Nunca más un 4 de mayo en la historia paraguaya

Se cumplen hoy 60 años del golpe militar encabezado por Alfredo Stroessner contra el presidente Federico Chaves. Aquel evento supuso el inicio de una de las etapas más oscuras de la historia del Paraguay: un ciclo político que implicó el dilatado ocaso de las libertades y la instauración de un oprobioso modelo de corrupción. En esta fecha se impone una profunda reflexión de la clase política para atacar de fondo las causas que engendran el autoritarismo y evitar una indeseada regresión histórica.

Nada de lo que acontece en el transcurso de la existencia es fruto de la casualidad. Así acontece tanto en la vida de los individuos como en la de las naciones. En este sentido, tampoco fue fortuito el surgimiento de la dictadura encabezada por Alfredo Stroessner, de cuya instauración hoy se conmemora el 60 aniversario.

Las profundas heridas abiertas en la sociedad por la Guerra Civil de 1947, las severas divisiones existentes al interior del Partido Colorado y el clima de acentuada inestabilidad sobrellevada por el país en los años posteriores a aquel conflicto fratricida, fueron algunas de las circunstancias en las que se cebó el golpe del 4 de mayo de 1954.

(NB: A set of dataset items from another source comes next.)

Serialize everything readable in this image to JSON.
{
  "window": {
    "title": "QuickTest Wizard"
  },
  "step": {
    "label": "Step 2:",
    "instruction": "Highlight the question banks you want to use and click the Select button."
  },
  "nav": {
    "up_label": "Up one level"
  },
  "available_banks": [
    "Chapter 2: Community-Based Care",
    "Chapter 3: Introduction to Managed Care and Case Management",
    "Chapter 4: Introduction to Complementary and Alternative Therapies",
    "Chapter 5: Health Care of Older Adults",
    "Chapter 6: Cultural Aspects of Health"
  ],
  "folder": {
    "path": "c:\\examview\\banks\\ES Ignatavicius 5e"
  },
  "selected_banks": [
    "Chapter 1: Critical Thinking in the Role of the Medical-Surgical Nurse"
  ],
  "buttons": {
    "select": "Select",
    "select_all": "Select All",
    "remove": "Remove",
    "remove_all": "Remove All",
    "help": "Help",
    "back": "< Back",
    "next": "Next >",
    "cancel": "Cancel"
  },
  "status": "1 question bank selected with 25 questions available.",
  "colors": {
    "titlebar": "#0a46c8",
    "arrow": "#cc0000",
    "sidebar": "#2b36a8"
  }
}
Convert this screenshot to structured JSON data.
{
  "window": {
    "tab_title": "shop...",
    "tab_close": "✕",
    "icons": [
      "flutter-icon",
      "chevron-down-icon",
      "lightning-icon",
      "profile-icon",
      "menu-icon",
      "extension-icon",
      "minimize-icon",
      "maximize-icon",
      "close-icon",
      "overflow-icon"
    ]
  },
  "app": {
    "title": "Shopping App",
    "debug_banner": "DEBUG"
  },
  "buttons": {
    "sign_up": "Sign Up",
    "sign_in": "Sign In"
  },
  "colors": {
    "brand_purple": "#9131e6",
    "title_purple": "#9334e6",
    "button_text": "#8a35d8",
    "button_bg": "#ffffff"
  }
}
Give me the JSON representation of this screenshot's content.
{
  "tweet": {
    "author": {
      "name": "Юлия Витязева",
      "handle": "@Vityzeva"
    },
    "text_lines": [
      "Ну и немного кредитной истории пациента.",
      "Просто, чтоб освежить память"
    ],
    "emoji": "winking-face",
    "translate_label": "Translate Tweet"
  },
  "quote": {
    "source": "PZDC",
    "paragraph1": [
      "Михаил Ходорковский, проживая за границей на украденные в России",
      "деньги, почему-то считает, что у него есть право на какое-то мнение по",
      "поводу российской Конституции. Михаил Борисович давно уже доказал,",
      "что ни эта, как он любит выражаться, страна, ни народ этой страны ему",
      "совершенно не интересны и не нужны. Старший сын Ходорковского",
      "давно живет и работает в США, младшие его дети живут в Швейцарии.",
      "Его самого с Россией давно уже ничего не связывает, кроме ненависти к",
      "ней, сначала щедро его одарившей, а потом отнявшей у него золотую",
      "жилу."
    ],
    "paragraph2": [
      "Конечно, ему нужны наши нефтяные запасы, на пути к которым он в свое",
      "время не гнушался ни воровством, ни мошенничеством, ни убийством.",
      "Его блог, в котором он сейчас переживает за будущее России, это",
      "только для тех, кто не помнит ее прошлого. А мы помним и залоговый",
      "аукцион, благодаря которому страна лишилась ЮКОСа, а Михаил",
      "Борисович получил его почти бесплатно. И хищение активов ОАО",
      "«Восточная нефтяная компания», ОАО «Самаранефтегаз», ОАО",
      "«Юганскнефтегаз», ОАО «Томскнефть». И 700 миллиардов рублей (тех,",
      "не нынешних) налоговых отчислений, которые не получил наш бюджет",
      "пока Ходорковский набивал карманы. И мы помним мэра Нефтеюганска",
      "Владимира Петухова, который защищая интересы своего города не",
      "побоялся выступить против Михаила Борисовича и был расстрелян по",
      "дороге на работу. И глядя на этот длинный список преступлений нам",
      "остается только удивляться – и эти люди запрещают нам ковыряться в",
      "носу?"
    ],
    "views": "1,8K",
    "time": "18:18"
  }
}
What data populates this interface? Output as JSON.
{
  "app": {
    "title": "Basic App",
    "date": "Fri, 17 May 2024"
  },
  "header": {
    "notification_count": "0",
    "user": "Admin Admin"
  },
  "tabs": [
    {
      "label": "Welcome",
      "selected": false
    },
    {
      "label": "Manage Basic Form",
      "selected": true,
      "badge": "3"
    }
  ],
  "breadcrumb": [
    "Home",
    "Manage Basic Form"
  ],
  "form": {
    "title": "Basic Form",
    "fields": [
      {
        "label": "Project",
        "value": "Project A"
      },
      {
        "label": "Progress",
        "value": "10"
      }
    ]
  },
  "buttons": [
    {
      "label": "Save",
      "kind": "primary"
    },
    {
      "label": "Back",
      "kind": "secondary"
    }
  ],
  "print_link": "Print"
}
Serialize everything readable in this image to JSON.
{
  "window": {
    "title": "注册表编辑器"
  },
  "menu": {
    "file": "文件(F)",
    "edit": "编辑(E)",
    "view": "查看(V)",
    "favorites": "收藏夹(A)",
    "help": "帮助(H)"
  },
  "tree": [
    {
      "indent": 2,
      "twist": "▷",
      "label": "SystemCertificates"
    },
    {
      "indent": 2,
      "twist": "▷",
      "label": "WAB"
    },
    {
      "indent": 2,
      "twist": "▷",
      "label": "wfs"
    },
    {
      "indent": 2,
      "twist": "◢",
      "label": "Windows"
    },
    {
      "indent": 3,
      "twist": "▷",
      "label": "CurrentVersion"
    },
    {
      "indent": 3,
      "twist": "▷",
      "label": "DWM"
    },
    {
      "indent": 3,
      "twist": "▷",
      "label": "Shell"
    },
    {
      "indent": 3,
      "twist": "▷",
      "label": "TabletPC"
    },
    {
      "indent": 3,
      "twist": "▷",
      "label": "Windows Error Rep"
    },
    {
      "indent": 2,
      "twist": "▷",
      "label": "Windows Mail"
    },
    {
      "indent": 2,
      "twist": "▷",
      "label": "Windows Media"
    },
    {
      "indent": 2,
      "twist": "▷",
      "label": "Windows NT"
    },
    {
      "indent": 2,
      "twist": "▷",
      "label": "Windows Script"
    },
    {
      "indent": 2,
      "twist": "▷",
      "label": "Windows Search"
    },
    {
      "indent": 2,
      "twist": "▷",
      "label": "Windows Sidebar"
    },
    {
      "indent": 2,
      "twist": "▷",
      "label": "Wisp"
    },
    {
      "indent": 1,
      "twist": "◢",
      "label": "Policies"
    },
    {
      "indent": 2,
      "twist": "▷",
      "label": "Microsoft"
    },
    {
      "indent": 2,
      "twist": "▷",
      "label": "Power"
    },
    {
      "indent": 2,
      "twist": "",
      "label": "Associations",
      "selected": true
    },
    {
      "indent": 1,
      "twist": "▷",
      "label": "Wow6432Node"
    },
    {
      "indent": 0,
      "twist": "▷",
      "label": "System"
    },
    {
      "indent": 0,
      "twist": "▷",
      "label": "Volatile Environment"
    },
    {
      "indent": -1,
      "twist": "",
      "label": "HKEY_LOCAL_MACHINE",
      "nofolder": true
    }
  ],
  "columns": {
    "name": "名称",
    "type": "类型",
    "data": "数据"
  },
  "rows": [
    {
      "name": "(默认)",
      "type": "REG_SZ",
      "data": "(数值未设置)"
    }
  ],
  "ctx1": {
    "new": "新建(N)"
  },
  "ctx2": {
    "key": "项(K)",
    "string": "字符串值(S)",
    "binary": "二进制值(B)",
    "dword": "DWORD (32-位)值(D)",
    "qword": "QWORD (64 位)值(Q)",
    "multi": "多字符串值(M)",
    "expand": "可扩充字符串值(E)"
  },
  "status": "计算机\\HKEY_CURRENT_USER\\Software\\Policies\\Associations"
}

Tras el enfrentamiento del ’47 y ya con el Partido Colorado instalado en el poder, el Paraguay tuvo cuatro presidentes en el brevísimo plazo de un año y tres meses, entre 1948 y 1949. Eran las facciones internas de la Asociación Nacional Republicana las que combatían entre sí para ejercer el control absoluto del gobierno. “Cuando la lucha no se plantea de partido a partido, entonces se produce dentro del propio partido”, dijo en aquella época el dirigente colorado Juan Manuel Frutos.

En medio de este clima de severa inestabilidad es que hizo aparición en escena la figura de un militar oportunista como Alfredo Stroessner, quien logró catalizar el descontento popular y galvanizar apoyos castrenses para alzarse contra el poder civil y encumbrarse en la presidencia de la República. Lo que siguió después es por todos conocidos: 34 años de enclaustramiento, degradación moral, supresión sistemática de las libertades, violación de los derechos humanos y, muy particularmente, la instauración de la corrupción como práctica común en la administración de la cosa pública.

Nuestra clase política tiene, pues, la necesidad de reflexionar sobre las causas que derivaron en la instauración de una dictadura en el Paraguay, y en particular el Partido Colorado, que fue protagonista principal de aquellos hechos y que también hoy se encuentra en función de gobierno.

Aún sigue vigente, en el ánimo de algunos políticos colorados, el afán de anteponer sus intereses personales y sectoriales al bien común de la sociedad paraguaya. Ellos, pues, deben meditar acabadamente sobre el alcance de sus acciones, y el perjuicio que las mismas pueden suponer para la consolidación de nuestro aún endeble proceso democrático.